小弟,三年時間不短了,憑你的能力和韌性,誰又知道三年以後不會成功,不會變成大老闆呢?老闆不是天生的,巨富也不是天上掉餡餅,是打拚出來的。從現在起,給自己定個三年規劃,今年做什麼,明年做什麼,後年要達到什麼目標,不能只看眼前。如果只停留在眼前,那真就被你說對了,要等到55歲以後才能結婚。即便努力過了,還沒有達到目標,就是放棄了,對你對她來說,都有一個交待。

換個角度來說,如果她沒有兌現自己的諾言,沒等到三年就投入另外一個男人的懷抱,那也別怪她,怪就怪你們之間的愛情還不牢靠,還經不住考驗。即使她日後勉強嫁給了你,也總有一天會因為物質的誘惑離你而去。這是你希望的愛情嗎?我想不是。如果她真是這樣的女孩,放棄了也就放棄了,現在放棄,總比結婚再離婚要強上百倍。

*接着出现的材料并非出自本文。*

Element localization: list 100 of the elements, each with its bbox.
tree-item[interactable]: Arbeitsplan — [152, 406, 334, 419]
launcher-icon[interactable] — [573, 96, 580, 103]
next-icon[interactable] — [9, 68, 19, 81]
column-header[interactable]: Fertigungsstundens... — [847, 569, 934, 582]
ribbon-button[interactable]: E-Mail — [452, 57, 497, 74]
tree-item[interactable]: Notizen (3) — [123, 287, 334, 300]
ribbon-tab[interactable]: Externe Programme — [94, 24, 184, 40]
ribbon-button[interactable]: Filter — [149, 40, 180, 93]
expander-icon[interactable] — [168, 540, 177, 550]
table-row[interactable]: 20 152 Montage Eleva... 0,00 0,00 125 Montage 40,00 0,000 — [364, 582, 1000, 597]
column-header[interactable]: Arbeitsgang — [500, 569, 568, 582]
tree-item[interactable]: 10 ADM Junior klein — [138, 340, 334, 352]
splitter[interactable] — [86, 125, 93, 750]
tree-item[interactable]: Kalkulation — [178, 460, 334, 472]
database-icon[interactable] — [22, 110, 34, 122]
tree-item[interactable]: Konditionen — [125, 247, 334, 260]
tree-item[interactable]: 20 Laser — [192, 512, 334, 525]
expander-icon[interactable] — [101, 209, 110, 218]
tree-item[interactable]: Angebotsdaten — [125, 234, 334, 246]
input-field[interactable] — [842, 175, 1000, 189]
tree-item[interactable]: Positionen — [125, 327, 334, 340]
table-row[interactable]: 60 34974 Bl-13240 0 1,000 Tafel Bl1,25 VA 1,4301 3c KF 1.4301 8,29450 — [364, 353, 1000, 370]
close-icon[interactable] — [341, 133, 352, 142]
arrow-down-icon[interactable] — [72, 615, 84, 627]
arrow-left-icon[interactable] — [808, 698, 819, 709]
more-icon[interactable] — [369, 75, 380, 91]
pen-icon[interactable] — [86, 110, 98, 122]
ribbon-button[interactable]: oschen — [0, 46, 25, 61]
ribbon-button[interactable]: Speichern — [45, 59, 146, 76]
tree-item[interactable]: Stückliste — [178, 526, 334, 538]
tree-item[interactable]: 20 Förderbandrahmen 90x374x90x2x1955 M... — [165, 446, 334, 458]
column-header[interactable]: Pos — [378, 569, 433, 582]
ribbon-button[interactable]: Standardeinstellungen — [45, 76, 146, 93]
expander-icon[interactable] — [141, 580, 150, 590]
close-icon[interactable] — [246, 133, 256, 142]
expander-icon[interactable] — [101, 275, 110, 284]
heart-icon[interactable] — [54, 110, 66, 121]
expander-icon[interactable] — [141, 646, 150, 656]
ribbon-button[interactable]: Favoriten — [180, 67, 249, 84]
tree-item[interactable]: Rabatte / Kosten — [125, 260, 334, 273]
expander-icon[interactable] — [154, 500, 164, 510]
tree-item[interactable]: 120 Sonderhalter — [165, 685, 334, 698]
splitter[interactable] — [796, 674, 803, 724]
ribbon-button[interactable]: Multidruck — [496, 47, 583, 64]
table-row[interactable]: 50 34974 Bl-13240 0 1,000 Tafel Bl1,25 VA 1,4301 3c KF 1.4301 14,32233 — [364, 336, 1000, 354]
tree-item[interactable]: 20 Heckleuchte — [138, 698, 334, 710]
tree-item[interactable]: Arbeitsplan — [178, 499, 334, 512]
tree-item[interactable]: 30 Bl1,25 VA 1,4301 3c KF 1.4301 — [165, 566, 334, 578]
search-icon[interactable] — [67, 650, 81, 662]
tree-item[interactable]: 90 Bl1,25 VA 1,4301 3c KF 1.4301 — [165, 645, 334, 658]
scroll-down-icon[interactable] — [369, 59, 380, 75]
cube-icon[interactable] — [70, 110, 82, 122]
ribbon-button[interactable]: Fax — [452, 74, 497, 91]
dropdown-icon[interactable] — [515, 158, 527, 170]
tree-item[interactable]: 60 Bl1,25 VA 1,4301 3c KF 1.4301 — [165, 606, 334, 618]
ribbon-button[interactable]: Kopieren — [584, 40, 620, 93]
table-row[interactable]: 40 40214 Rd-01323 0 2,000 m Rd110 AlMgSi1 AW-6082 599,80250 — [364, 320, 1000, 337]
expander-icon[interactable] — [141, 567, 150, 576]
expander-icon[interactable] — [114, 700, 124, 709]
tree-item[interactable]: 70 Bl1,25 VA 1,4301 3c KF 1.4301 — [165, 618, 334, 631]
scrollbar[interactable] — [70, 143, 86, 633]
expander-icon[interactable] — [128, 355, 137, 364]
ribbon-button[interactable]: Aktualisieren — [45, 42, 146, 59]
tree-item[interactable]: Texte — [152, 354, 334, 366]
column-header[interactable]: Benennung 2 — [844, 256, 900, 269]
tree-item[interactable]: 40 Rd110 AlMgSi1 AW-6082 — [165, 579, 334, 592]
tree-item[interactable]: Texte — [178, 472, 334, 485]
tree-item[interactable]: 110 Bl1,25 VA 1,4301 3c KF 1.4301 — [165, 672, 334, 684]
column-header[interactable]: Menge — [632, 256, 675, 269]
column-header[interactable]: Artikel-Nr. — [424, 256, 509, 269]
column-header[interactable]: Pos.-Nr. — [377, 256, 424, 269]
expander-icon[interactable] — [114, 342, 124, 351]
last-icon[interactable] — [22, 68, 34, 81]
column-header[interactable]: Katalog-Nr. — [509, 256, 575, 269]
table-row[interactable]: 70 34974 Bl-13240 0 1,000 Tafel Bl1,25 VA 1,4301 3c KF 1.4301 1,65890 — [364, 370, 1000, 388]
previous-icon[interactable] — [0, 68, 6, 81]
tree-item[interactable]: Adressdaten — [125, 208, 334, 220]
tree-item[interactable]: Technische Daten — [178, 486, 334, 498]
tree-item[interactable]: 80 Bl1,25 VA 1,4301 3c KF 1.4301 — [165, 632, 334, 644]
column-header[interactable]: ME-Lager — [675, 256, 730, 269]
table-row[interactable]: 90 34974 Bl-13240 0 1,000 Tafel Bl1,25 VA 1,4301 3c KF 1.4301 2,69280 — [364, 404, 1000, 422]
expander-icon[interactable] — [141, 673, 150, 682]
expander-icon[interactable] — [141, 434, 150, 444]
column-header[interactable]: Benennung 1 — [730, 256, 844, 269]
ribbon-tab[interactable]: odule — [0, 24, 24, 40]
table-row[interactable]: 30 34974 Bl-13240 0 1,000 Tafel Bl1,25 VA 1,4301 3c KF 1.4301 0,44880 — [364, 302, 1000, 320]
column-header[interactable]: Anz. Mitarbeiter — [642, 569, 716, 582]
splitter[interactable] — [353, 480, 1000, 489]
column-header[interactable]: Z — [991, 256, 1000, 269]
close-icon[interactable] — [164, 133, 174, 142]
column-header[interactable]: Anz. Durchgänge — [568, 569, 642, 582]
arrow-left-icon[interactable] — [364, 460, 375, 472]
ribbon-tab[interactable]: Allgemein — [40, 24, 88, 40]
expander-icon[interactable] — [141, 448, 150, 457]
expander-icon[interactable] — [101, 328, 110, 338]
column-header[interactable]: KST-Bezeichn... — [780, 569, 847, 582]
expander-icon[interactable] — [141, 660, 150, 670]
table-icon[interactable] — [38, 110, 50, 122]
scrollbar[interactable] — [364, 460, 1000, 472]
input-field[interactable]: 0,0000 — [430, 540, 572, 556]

小弟,聽大哥一句話,和女友再好好地溝通一次,別輕言放棄。就是放棄,也不是現在。你要證明給她看,你要相信自己是最棒的……

小弟打斷我的話說:大哥,我發現個秘密。

我說:什麼秘密?

小弟說:你太能婆婆媽媽了,說得我都沒話說了。

我假裝笑了一下,說:婆婆媽媽還不是你的河馬女友逼出來的,有機會我要找她清算。

小弟突然笑了,說:我們說話,礙她什麼事?

我說:看看,還沒怎麼樣呢,就護短。

小弟電話里突然哎呀一聲,我問怎麼了。小弟說:有人踩了我的腳。

我說:我還以為你真跳下去了呢。

小弟一笑,說:要跳也不在這跳,去金茂大廈,那兒比這高多了。

我哈哈大笑,說:那也不夠高,去珠穆朗瑪峰吧,從世界屋脊往下跳,一定很美妙。

小弟說:大哥,能不能幫個忙?

我說:又怎麼了?

小弟說:天太冷,能不能贊助個電暖器?

我哼哼了兩聲,說:你真暈,這也找我?大哥是李嘉誠,還是趙本山?

掛上電話,感覺頭上涼颼颼的,一摸,一手的喜馬拉雅汗。